En esta temporalidad de los sonidos y las microescrituras, se produce el efecto “máquina del tiempo”, el efecto “dimensión desconocida”, que hace que los personajes no puedan comunicarse entre sí, porque parecen vivir en bloques que laten a distinta frecuencia: de ahí que Luciano siempre se encuentre con la sensación de “estar viajando hacia el pasado” y perciba que el barrio donde vive “parecía quedado en el tiempo”, mientras que otras cuadras “parecen vivir en constante renovación”; o que los titulares vertiginosos de las noticias sean “lo único que me daba noción del paso del tiempo”.

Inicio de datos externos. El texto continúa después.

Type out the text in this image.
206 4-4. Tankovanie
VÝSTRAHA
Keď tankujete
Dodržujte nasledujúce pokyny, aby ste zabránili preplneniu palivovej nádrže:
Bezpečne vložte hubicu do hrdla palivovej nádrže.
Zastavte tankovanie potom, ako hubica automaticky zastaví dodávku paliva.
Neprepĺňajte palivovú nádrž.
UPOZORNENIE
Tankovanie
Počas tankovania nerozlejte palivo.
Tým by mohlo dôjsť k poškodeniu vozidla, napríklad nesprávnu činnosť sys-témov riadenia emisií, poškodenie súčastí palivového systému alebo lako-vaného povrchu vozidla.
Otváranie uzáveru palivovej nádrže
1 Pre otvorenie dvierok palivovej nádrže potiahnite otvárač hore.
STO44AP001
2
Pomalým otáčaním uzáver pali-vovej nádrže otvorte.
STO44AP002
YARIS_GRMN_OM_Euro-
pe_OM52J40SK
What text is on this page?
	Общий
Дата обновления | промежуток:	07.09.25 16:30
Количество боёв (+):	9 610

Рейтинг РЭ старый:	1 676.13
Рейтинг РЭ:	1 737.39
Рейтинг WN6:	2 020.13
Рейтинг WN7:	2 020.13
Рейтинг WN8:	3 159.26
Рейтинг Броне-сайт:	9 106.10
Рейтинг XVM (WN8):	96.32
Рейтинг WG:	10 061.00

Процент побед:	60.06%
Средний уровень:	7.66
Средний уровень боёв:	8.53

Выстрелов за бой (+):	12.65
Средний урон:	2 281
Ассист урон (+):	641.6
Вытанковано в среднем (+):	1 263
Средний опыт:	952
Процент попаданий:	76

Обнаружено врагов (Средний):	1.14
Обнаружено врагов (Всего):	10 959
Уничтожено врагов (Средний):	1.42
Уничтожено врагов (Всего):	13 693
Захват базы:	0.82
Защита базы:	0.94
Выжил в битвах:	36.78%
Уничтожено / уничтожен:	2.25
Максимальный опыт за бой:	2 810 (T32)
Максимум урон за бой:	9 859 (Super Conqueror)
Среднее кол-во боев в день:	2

El vértice transversal que une estos planos superpuestos es la idea latente que circula en la pareja: la posibilidad, afirmada o negada, de tener un hijo es el tema que recorre fluvialmente la novela con un pulso subterráneo imperceptible pero que de todos modos erosiona los lenguajes en común, reforzando la alienación en la que están enfrascados los personajes, sin posibilidad. Porque un hijo es, finalmente, aquello que divide el mundo de las imágenes del mundo de las palabras. Tener un hijo: “una escena que me costaba concebir: una imagen que sólo podía poner en palabras”.